The Carbon-14 dating method was introduced by Dr. Libby (1908-1980) at the University of Chicago in 1949. Carbon-12 is the normal stable isotope of Carbon (99% of all Carbon), which is the basic building block of organic life forms.He claimed that it was capable of dating animal, plant and human remains of fairly recent origin. As they say on Star Trek, we are all carbon based units.Laboratory research has shown that the radioactive decay of Carbon-14 occurs in a half-life of 5,73040 years through beta decay that causes the Carbon-14 to revert back to Nitrogen-14.Prior to 1905 the best and most accepted age of the Earth was that proposed by Lord Kelvin based on the amount of time necessary for the Earth to cool to its present temperature from a completely liquid state.
They all start with similar flaws, but Carbon-14 has more than the rest.
Radiocarbon dating is one such type of radiometric dating.
A form of radiometric dating used to determine the age of organic remains in ancient objects, such as archaeological specimens, on the basis of the half-life of carbon-14 and a comparison between the ratio of carbon-12 to carbon-14 in a sample of the remains to the known ratio in living organisms.
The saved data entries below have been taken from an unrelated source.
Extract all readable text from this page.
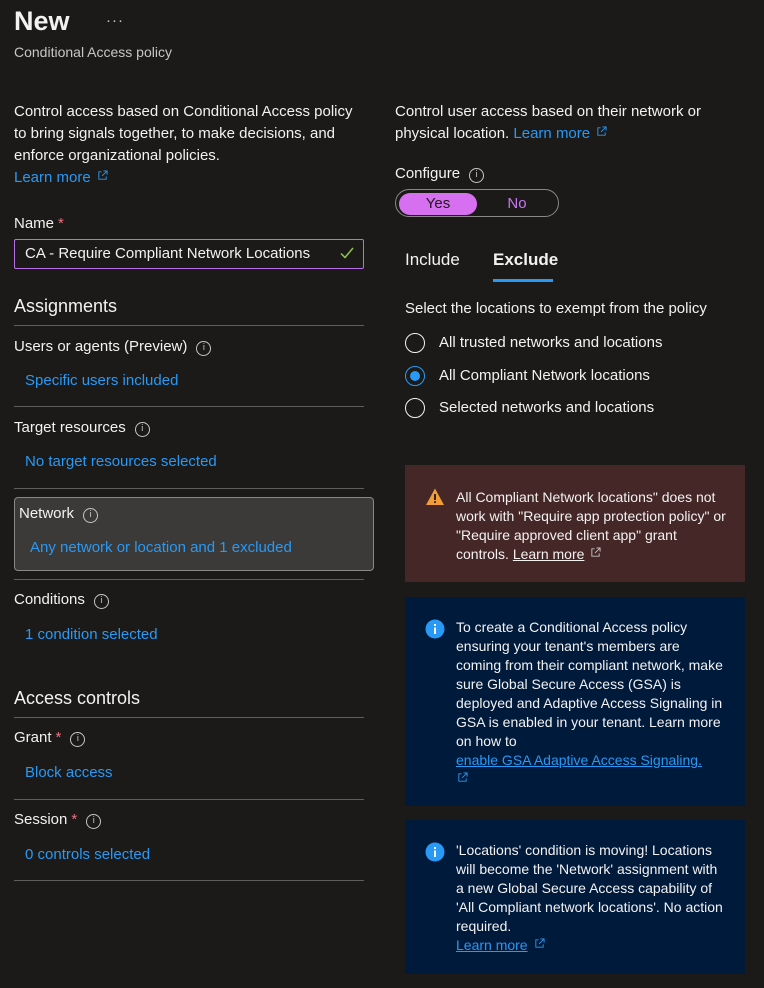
New ···
Conditional Access policy
Control access based on Conditional Access policy to bring signals together, to make decisions, and enforce organizational policies.
Learn more
Name *
CA - Require Compliant Network Locations
Assignments
Users or agents (Preview) i
Specific users included
Target resources i
No target resources selected
Network i
Any network or location and 1 excluded
Conditions i
1 condition selected
Access controls
Grant * i
Block access
Session * i
0 controls selected
Control user access based on their network or physical location. Learn more
Configure i
Yes	No
Include Exclude
Select the locations to exempt from the policy
All trusted networks and locations
All Compliant Network locations
Selected networks and locations
All Compliant Network locations" does not work with "Require app protection policy" or "Require approved client app" grant controls. Learn more
To create a Conditional Access policy ensuring your tenant's members are coming from their compliant network, make sure Global Secure Access (GSA) is deployed and Adaptive Access Signaling in GSA is enabled in your tenant. Learn more on how to
enable GSA Adaptive Access Signaling.

'Locations' condition is moving! Locations will become the 'Network' assignment with a new Global Secure Access capability of 'All Compliant network locations'. No action required.
Learn more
A technique for measuring the age of organic remains based on the rate of decay of carbon 14.
Most carbon atoms have six protons and six neutrons in their nuclei and are called carbon 12. But a tiny percentage of carbon is made of carbon 14, or radiocarbon, which has six protons and eight neutrons and is not stable: half of any sample of it decays into other atoms after 5,700 years.
Carbon 14 is continually being created in the Earth's atmosphere by the interaction of nitrogen and gamma rays from outer space.